Finding Open Datasets


July 31, 2021

The best ways to build a skill is to practice it, and data analytics is no different. That means you need to find datasets to analyse, and luckily there are plenty of open datasets available. There’s always more ways to find data sets, but here’s a few places to get inspiration.

I’m looking for a particular dataset

Google has a dataset search which is a great place to start.

I’m looking for inspiration

I want data about my community

As well as open data portals, Governments run censuses, track macro economic and social indicators, agricultural and environmental data, and so on (that may or may not be on the portal). The statistics departments, such as Australia’s Bureau of Statistics (ABS) and UK Office for National Statistics often have a lot of useful aggregate information (although with the ABS it takes some skill to find it).
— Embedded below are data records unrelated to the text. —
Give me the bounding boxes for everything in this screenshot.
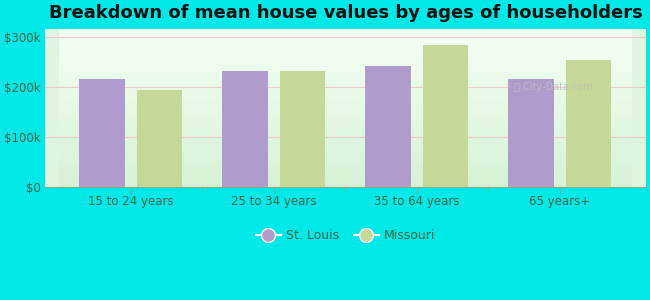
- Bar: [365, 66, 411, 187]
- Bar: [566, 60, 612, 187]
- Bar: [280, 71, 326, 187]
- Bar: [136, 90, 182, 187]
- Bar: [79, 80, 125, 187]
- Legend: St. Louis, Missouri: St. Louis, Missouri: [251, 224, 440, 247]
- Bar: [422, 45, 469, 187]
- Text: ⓘ City-Data.com: ⓘ City-Data.com: [514, 82, 592, 92]
- Bar: [508, 80, 554, 187]
- Bar: [222, 71, 268, 187]
- Title: Breakdown of mean house values by ages of householders: Breakdown of mean house values by ages o…: [49, 4, 642, 22]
Open Street Map has a lot of geographical data, and varying levels of data about structures. In Australia the G-NAF contains address data that’s not in Open Street Map.

I want big data

I want something special

You can always collect or build your own dataset. If you’ve got an actual problem you’re trying to solve, this is often the best way. This gives you experience not only analysing a dataset, but with collecting and processing data which are very useful to be able to understand and do.

The web contains a ton of public data that can be processed into datasets. For example I built a job ad dataset from Common Crawl. You could further annotate these to create your own dataset.

Another good method is to collect your own data, and if it doesn’t contain any potentially damaging information, share it as an open dataset. For example in Victoria there’s a way to get your own energy usage data and analyse it. Or you could analyse your email data. Or you could stick some sensors in your garden and record measurements that link to your plants growth, Or run a survey on a topic of interest to you.